Bir şey yaptığını düşünmüyorum. Transfer yapmaksa mesele geçen sene de yapılıyordu. Sıkışınca transfer yapmak doğal sene başından beri herkes bu takımda kısa eksiği olduğunu biliyordu. O anda menajeri getirmiştir kontratı şartlar uygun olmuştur alınmıştır. Ekstra bir başarı gösterdiklerini düşünmüyorum, hatta geçen seneden daha gerideyiz takım ve kadro olarak.
 
Bir şey yaptığını düşünmüyorum. Transfer yapmaksa mesele geçen sene de yapılıyordu. Sıkışınca transfer yapmak doğal sene başından beri herkes bu takımda kısa eksiği olduğunu biliyordu. O anda menajeri getirmiştir kontratı şartlar uygun olmuştur alınmıştır. Ekstra bir başarı gösterdiklerini düşünmüyorum, hatta geçen seneden daha gerideyiz takım ve kadro olarak.

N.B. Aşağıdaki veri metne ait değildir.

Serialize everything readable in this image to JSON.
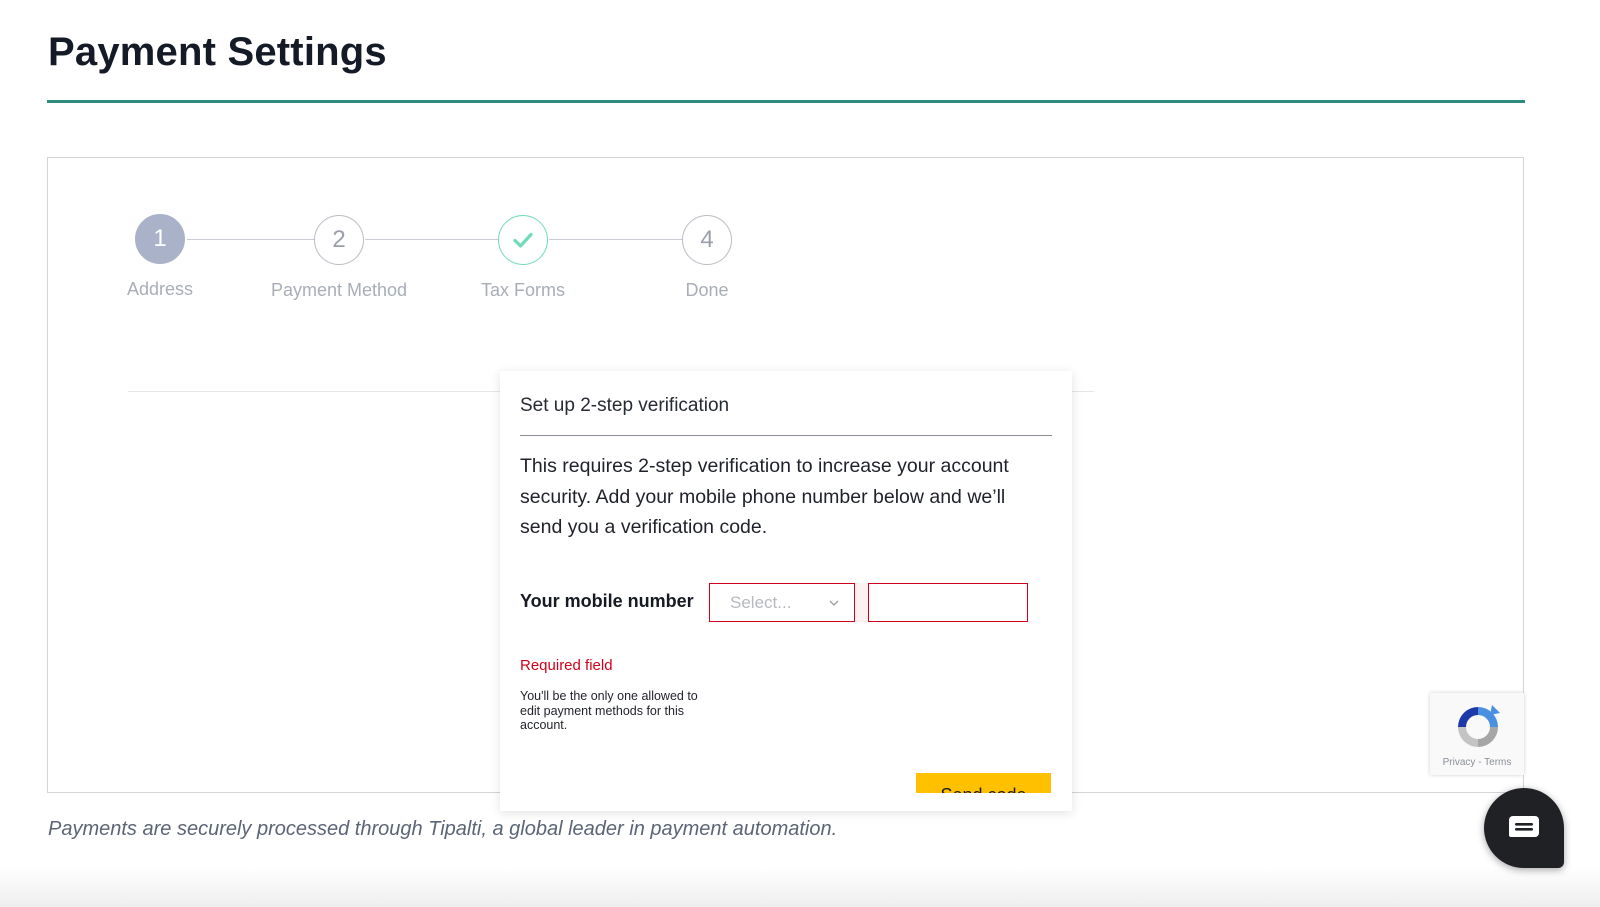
{
  "header": {
    "title": "Payment Settings"
  },
  "stepper": {
    "steps": [
      {
        "number": "1",
        "label": "Address",
        "state": "active"
      },
      {
        "number": "2",
        "label": "Payment Method",
        "state": "pending"
      },
      {
        "number": "",
        "label": "Tax Forms",
        "state": "completed"
      },
      {
        "number": "4",
        "label": "Done",
        "state": "pending"
      }
    ]
  },
  "modal": {
    "title": "Set up 2-step verification",
    "description": "This requires 2-step verification to increase your account security. Add your mobile phone number below and we’ll send you a verification code.",
    "mobile_label": "Your mobile number",
    "country_select_placeholder": "Select...",
    "phone_value": "",
    "error": "Required field",
    "help": "You'll be the only one allowed to edit payment methods for this account.",
    "send_button": "Send code"
  },
  "footer": {
    "text": "Payments are securely processed through Tipalti, a global leader in payment automation."
  },
  "recaptcha": {
    "privacy": "Privacy",
    "separator": "-",
    "terms": "Terms"
  },
  "colors": {
    "accent_rule": "#2f8a80",
    "active_step": "#a9b2c9",
    "completed_step": "#6fdcb6",
    "error": "#d0021b",
    "button": "#ffc000"
  },
  "icons": {
    "step3": "check-icon",
    "select": "chevron-down-icon",
    "recaptcha": "recaptcha-logo-icon",
    "chat": "chat-bubble-icon"
  }
}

Geçen sene bir yönetici cebinden parasını vermek istemesine ve sakat oyuncularımız olmasına rağmen Angel yada başka bir transfer olmamıştı. En azından bu sene bir şekilde alındı. Evet olması gereken normal şeyler bunlar ama sürekli kötüye alıştığımız ve ilgisizlik olan şubede bana göre başarıdır.
 
Bu takım tek Courtney ile yurumez. Yabancıların neredeyse çoğu kalitesiz. Fb de 3 ust duzey yabancı var. Bizde 1. Neyse transfer yapanlar kafalarına göre takılsınlar. Kim ne derse boş.